Line and branch coverage help us check how much of our code is tested. This shows if tests run all parts of the program.

When you want to see if your tests run every line of your code.
When you want to check if all decision points (like if-else) are tested.
Before releasing software to ensure important parts are not missed.
When improving tests to cover more cases and avoid bugs.
When comparing test quality between different test sets.
Syntax
JUnit
No direct code syntax.

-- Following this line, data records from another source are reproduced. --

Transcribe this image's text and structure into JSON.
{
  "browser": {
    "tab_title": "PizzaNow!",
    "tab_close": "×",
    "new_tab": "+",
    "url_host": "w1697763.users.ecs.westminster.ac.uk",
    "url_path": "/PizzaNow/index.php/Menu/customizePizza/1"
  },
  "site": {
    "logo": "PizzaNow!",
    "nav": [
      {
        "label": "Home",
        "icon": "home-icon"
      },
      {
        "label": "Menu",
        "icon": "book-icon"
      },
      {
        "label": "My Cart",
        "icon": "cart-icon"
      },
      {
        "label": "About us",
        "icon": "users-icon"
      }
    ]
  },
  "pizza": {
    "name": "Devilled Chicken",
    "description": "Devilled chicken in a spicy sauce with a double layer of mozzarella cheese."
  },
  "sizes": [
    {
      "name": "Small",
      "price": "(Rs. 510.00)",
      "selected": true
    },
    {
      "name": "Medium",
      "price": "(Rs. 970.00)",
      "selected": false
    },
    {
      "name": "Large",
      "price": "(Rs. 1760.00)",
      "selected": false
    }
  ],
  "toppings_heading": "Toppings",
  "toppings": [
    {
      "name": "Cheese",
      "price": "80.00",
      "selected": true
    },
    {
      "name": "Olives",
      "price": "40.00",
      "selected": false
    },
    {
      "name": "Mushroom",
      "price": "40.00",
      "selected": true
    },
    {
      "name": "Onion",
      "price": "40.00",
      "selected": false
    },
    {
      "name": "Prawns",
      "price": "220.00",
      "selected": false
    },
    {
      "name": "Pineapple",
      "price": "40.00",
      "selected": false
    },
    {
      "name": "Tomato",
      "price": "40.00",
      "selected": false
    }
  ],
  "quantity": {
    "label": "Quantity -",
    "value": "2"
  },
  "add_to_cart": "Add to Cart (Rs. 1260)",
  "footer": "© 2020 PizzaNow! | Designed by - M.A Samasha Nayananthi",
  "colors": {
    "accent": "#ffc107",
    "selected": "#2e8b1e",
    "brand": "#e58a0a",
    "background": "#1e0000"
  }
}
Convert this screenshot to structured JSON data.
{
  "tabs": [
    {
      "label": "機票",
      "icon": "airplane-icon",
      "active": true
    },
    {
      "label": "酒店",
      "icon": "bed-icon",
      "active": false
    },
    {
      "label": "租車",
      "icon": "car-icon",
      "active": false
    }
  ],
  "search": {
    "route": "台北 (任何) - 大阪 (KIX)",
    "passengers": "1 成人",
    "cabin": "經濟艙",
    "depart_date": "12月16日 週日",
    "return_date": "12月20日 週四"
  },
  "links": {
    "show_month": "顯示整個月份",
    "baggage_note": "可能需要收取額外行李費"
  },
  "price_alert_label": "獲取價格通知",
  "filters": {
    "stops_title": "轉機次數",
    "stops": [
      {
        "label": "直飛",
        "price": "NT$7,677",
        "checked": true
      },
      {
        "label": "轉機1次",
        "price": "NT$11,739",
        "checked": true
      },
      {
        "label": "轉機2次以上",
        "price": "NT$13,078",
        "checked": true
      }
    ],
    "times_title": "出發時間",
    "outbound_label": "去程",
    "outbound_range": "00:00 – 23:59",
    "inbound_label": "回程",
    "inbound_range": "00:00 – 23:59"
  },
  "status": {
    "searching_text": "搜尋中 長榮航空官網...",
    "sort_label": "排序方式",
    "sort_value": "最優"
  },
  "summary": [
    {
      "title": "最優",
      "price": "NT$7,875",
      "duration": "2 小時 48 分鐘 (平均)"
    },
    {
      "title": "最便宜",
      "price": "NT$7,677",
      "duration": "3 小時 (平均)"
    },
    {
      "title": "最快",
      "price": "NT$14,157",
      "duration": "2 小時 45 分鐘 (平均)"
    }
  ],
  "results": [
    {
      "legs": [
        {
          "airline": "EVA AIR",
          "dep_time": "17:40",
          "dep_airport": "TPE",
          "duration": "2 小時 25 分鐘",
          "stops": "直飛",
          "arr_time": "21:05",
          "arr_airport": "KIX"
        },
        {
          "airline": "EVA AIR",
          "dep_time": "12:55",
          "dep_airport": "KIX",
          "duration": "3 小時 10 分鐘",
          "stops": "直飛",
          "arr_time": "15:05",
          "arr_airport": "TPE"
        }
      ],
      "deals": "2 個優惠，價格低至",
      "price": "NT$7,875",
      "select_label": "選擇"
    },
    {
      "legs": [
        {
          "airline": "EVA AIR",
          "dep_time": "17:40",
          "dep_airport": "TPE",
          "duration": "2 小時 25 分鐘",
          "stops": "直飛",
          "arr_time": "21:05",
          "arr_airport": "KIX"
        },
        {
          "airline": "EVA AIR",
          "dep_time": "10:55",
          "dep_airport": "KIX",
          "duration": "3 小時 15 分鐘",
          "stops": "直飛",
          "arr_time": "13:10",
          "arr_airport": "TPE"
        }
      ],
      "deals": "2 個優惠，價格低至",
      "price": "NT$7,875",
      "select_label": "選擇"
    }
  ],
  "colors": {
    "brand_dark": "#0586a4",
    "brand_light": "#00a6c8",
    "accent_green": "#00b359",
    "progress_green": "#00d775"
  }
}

Use tools like JaCoCo with JUnit to measure coverage.
Line coverage counts how many lines of code are executed by tests.
Branch coverage checks if all possible paths (true/false) in decisions run.
Examples
This method has two branches: one for a > b true, one for false.
JUnit
// Example Java method
public int max(int a, int b) {
    if (a > b) {
        return a;
    } else {
        return b;
    }
}
This test covers the true branch but not the false branch.
JUnit
// Test case covering only one branch
@Test
public void testMax() {
    assertEquals(5, max(5, 3));
}
This test covers both true and false branches.
JUnit
// Test case covering both branches
@Test
public void testMaxBoth() {
    assertEquals(5, max(5, 3));
    assertEquals(7, max(4, 7));
}
Sample Program

This JUnit test class has two tests. The first test covers only the true branch of the max method. The second test covers both true and false branches.

Using a coverage tool like JaCoCo will show line coverage and branch coverage results for these tests.

JUnit
import static org.junit.jupiter.api.Assertions.*;
import org.junit.jupiter.api.Test;

public class CoverageExample {

    public int max(int a, int b) {
        if (a > b) {
            return a;
        } else {
            return b;
        }
    }

    @Test
    public void testMaxTrueBranch() {
        assertEquals(5, max(5, 3));
    }

    @Test
    public void testMaxBothBranches() {
        assertEquals(5, max(5, 3));
        assertEquals(7, max(4, 7));
    }
}
OutputSuccess
Important Notes

Line coverage alone may miss untested decision paths; branch coverage is more thorough.

Coverage tools integrate with build tools like Maven or Gradle for easy reports.

High coverage does not guarantee no bugs but helps find untested code.

Summary

Line coverage checks if each line runs during tests.

Branch coverage checks if all decision paths run.

Use coverage tools with JUnit to measure and improve test quality.